Date: 29 de November de 2025. Category: Fundación Vision Mundi.
Our founder, the ophthalmologist from Logroño Julio Yangüela Rodilla, tells us about the birth of Vision Mundi and the impact of treating vision problems to fight poverty.
The NGO Fundación Visión Mundi was founded in 2003 by ophthalmologist Julio Yangüela Rodilla. Born in Logroño in 1964, he comes from a family of five generations of doctors. He also chairs the Spanish Society Against Blindness in Developing Countries (an association of various Spanish blindness-related NGOs based in La Rioja, working in 25 of the world’s poorest countries). Yangüela studied in Soria and Zaragoza, specializing in ophthalmology at Puerta del Hierro Clinic in Madrid and at Moorfields and Great Ormond Hospitals in London. He currently works at the Fundación Hospital Alcorcón in Madrid.
How and why did you create the NGO Fundación Visión Mundi?
For several years I travelled as a volunteer to Bolivia, and one day I was given the book “Un médico en el Congo”, the story of a Spanish doctor who lived his whole life there, operated on many people, and when he died, nothing remained because no one continued his work. I then thought about ensuring that, when I could no longer travel to Bolivia, the work I was doing there could continue. By chance, in the United States, I discovered the Aravind Foundation — a global model in the fight against blindness. I visited India, saw how they worked, and decided to found Vision Mundi following the same approach: differentiated fees to care for everyone and technology adapted to developing countries.
What exactly does Vision Mundi do? Is training local professionals the main focus?
We do not carry out surgical missions — as many NGOs do, sometimes the only possible way to cooperate when there is no stability. We work differently: we seek a local partner who has or can run a medical centre properly, and we select personnel to train so that an ophthalmology centre can operate all year long. We help manage centres and provide scholarships so professionals can train from scratch, from newly graduated doctors to ophthalmologists or opticians, achieving the same quality as in Europe. In Africa and South America, we have agreements with universities and training centres.
And you personally — how and why did you begin doing humanitarian cooperation?
It happened by chance. My parents were always very supportive; my father was president of Médicos Mundi in La Rioja until he died, and I grew up seeing this concern for others. I remember, as a child in Logroño, going to the Cocina Económica to bring donations. I always had that inclination and, thanks to colleagues, I learned about a project in Bolivia and started volunteering. I participated for ten years until founding Vision Mundi.
Is it difficult to work in cooperation in a field like ophthalmology?
I’m an ophthalmologist, and it doesn’t seem that complex to me, especially considering that 80% of the causes of blindness in the poorest countries are treatable or preventable. The main cause of blindness is cataracts — which can be operated — and not wearing glasses is the main cause of poor vision — solved with a simple pair of glasses. We are talking about something that has a solution and at low cost. The challenge is finding centres that can provide this service and staff to run them. In many African countries, there is one ophthalmologist per million inhabitants, whereas in Europe the ratio is one to 10,000. And the few ophthalmologists that exist often come from the social elite and work only for wealthier patients. Training costs €10,000–15,000 per month for three or four years — totally inaccessible for the poor.

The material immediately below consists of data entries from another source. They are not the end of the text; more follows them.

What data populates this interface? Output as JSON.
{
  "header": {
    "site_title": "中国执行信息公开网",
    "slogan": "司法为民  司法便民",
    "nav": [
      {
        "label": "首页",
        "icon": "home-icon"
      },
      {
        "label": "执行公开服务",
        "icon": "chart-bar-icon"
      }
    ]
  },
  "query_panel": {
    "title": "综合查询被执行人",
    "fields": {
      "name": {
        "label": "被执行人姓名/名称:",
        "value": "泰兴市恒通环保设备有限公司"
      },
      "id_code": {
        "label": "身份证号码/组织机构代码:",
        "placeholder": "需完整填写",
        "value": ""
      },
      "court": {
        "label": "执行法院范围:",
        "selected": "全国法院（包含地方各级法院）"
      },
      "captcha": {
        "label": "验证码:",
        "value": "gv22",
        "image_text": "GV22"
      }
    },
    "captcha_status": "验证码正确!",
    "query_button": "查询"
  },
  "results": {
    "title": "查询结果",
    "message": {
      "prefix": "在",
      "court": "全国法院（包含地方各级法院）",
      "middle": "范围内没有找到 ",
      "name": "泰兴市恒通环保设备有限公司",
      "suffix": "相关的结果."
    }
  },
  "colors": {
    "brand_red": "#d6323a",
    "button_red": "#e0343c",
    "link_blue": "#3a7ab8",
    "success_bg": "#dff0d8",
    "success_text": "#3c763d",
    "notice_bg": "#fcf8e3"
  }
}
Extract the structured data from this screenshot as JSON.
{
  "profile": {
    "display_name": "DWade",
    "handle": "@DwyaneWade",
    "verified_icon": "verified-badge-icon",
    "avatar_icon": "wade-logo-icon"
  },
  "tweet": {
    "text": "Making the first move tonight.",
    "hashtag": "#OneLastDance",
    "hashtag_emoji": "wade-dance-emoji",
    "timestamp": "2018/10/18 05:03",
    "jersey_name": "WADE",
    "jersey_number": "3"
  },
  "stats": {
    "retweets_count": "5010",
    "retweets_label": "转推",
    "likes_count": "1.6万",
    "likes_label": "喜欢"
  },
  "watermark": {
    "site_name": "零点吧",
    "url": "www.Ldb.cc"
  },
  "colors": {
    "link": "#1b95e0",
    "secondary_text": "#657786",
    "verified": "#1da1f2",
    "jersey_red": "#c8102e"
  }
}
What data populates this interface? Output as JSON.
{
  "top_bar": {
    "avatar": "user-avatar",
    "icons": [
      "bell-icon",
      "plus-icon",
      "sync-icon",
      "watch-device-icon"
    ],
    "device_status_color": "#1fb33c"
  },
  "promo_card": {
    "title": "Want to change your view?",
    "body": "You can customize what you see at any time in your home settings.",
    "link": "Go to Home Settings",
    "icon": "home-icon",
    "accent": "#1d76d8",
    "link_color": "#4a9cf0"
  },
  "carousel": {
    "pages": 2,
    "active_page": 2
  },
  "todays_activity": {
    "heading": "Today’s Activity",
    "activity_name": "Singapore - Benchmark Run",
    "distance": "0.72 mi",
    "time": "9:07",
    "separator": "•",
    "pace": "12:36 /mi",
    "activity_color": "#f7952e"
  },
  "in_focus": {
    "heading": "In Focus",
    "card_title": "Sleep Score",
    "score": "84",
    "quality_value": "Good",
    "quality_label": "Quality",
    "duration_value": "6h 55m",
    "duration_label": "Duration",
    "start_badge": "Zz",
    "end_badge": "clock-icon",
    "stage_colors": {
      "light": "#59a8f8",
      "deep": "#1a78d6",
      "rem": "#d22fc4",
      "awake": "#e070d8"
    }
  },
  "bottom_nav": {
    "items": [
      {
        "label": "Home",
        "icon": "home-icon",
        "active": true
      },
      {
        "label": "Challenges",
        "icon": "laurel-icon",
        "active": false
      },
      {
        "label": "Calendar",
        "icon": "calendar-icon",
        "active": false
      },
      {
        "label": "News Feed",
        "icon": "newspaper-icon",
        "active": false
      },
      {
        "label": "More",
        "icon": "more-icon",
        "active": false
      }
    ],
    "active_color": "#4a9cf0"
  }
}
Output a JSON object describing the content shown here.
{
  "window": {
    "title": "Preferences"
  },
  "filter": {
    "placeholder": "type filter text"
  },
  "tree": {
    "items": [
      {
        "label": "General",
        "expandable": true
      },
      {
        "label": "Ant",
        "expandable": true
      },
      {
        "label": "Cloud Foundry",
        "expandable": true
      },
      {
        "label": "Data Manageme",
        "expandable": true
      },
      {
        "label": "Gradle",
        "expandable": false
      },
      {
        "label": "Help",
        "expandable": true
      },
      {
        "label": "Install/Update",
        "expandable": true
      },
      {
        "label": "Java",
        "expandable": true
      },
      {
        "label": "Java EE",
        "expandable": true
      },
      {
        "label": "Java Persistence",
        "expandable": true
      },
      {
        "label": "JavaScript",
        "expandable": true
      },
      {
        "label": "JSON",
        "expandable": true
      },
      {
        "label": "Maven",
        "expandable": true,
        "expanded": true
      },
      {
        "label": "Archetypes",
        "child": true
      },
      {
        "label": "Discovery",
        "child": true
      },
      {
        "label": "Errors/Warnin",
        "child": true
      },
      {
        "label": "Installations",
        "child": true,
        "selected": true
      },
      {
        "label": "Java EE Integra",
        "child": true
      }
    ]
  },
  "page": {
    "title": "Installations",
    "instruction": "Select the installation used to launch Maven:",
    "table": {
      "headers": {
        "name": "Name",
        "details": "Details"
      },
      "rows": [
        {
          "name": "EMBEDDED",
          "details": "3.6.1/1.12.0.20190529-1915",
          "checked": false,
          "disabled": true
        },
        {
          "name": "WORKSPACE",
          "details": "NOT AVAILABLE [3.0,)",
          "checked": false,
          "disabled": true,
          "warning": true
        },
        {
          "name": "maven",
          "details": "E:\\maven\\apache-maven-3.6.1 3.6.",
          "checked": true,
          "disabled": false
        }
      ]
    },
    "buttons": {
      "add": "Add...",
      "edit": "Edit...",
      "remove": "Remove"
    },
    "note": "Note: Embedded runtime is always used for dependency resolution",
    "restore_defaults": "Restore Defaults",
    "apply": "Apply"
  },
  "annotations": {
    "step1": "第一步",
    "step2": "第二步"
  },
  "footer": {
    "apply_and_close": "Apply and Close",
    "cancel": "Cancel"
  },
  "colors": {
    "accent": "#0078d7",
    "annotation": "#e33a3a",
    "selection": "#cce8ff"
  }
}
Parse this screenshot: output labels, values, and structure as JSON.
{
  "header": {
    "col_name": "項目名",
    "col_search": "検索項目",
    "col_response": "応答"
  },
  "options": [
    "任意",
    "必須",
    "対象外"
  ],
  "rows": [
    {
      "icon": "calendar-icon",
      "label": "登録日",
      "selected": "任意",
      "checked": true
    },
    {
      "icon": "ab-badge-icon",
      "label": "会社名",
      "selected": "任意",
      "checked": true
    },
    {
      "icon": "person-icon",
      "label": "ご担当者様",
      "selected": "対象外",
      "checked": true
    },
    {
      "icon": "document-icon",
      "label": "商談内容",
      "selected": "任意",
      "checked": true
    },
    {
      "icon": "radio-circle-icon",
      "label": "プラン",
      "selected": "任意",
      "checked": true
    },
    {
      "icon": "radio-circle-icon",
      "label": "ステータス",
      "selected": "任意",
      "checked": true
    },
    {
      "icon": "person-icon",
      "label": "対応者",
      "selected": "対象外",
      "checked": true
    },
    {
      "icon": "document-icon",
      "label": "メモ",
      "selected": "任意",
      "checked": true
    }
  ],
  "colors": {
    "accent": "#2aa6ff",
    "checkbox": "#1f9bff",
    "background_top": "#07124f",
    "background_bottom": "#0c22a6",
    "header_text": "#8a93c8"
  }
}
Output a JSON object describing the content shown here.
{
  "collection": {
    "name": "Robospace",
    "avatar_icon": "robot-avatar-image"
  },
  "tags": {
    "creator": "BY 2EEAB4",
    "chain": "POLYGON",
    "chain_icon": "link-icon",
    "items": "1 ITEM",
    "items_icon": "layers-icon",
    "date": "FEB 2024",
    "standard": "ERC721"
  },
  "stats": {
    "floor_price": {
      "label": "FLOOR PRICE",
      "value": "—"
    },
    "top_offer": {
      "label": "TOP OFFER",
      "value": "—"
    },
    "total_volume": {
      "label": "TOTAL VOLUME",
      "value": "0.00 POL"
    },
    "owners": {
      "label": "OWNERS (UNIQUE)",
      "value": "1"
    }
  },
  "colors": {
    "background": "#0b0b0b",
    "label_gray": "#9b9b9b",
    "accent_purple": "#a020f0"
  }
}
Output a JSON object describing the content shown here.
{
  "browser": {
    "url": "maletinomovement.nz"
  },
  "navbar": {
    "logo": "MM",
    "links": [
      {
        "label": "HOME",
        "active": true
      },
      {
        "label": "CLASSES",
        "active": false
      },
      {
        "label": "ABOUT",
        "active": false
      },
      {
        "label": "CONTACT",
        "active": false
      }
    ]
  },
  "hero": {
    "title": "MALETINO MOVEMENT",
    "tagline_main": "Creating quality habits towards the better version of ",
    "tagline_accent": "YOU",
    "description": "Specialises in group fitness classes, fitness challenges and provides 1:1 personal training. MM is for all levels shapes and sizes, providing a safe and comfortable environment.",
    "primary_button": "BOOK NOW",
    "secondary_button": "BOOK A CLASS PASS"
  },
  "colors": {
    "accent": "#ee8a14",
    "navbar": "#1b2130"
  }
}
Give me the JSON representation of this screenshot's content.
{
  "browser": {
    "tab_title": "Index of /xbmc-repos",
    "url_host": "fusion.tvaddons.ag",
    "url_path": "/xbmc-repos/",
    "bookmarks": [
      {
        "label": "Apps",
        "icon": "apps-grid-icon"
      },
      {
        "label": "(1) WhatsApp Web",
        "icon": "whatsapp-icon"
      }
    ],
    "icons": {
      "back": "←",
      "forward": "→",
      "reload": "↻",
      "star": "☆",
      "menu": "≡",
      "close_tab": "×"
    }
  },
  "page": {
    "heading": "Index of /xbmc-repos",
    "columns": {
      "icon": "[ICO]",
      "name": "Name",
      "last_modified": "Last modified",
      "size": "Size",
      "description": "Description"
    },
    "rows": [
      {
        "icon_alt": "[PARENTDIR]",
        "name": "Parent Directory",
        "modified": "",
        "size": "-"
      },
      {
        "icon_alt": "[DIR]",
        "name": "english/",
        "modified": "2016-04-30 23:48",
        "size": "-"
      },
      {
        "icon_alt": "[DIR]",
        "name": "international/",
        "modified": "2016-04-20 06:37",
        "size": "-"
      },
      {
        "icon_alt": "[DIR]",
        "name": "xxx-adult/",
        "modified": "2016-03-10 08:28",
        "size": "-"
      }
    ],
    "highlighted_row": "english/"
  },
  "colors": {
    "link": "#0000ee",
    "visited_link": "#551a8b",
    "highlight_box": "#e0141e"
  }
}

Discrimination and isolation
It is striking that someone can regain sight just because of economic means. Is it really that “basic”?
It truly is. The World Health Organization considers that — along with vaccination — regaining sight or seeing well is one of the most effective health actions to fight poverty. A child who cannot see cannot learn; an adult cannot work; an elderly person becomes isolated and discriminated against. Moreover, two-thirds of blind people are women because in less developed societies they often lack income or transport to access care. In Africa, it is even common for blind elders to rely on a child as a guide — keeping that child from school and perpetuating the cycle of underdevelopment caused by visual impairment.